SE daba un aire a Brassens, más poeta que cantante, pero a mí se me parecía, con su rostro enjuto, la barba blanca y esa pinta de loco despistado, a un viejo hidalgo sin hacienda, elegante quijote sin adarga con libros de poesía. Era un genuino sobreviviente del mercado, un outsider de la música, elegante, culto y vividor. Niño bien del barrio de Salamanca devenido en oveja descarriada del Pilar sin asomo de arrepentimiento. Catedrático sin título, sabio sin escuela, iconoclasta y burgués, un digno representante de ese Madrid canalla que en los últimos setenta despertaba a la democracia.

Javier Krahe es posiblemente el autor que menos se traicionó a sí mismo, el que más ha guardado la esencia de la canción protesta, en el fondo y en la forma, siempre alejado del brillo que da la fama y la popularidad. Empezó con Joaquín Sabina en la mítica Mandrágora provocando al personal con historias como aquella de Marieta, pero mientras su amigo voló pronto buscando el firmamento de las estrellas y las grandes discográficas, él se mantuvo fijo en el sitio, impertérrito, como si no corriera el tiempo, una voz impertinente con fondo de guitarra, flauta y contrabajo.

Mordaz e irreverente, educado y provocador, combinaba la ironía y la sátira en unas composiciones medidas, trabajadas, y la métrica perfecta de sus versos delataba su calidad y la afición a la poesía, de lo que siempre presumió. No creo que haya mucha gente capacitada para componer una canción (Antípodas, por ejemplo) sólo con esdrújulas. Los que somos de Sabina lo empezamos a hacer nuestro con su Cuervo Ingenuo, aquel alegato contra la entrada de España en la OTAN que luego nos enteramos fue vetado por la televisión de Felipe González cuando retransmitieron el concierto en directo. Pequeñas historias de nuestra democracia.
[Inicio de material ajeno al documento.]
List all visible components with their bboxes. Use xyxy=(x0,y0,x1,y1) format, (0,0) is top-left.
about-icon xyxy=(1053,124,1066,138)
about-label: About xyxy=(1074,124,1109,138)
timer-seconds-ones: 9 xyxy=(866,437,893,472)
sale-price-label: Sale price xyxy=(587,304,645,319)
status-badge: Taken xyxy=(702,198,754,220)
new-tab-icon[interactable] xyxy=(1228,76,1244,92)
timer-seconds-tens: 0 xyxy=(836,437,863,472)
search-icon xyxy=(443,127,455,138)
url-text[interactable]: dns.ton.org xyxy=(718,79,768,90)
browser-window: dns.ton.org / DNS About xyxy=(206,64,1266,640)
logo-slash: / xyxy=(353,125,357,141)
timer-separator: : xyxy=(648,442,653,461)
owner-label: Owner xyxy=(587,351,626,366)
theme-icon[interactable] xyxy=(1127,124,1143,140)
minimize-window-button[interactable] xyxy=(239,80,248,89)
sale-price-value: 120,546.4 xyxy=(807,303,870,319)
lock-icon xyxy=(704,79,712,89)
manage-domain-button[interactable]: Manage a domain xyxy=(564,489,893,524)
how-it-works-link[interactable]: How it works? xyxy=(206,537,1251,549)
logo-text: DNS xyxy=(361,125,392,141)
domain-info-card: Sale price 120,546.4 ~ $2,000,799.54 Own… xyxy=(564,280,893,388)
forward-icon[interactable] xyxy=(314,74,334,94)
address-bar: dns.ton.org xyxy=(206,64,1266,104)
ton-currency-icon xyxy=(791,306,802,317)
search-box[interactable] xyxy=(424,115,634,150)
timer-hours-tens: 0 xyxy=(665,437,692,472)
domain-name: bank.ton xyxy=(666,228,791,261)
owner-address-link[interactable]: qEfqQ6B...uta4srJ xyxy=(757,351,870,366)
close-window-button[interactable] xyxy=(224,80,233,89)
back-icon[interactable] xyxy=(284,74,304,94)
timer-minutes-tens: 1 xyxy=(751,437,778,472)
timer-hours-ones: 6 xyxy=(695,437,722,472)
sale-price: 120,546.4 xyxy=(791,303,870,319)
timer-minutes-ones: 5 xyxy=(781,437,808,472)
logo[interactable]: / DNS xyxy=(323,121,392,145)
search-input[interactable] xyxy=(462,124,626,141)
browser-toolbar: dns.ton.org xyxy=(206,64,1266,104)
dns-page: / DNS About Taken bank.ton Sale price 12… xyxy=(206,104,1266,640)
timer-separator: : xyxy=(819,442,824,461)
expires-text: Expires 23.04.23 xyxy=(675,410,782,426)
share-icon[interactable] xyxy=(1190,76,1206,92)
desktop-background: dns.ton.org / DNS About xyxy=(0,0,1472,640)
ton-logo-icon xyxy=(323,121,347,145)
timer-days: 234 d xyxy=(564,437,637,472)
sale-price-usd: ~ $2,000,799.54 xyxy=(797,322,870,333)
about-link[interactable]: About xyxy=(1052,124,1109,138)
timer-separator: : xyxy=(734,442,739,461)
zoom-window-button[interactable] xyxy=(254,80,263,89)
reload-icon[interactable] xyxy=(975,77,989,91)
Ha escrito Julio Llamazares que fue más juglar que cantautor, y yo estoy de acuerdo. Un juglar con plaza fija en Madrid, el tono bajo, la clientela justa y el de la barra siempre presto para ponerle su whisky entre canción y canción. Por aquí caía vez en cuando y nunca defraudaba en aquellos conciertos de Malandar a medio camino entre la música y el teatro, e incluso departía con los fieles tomando una copa después del concierto. Creíamos que era eterno, pero el domingo pasado murió junto al mar de Cádiz de la misma forma discreta que vivió siempre. No es mal epílogo para un genio.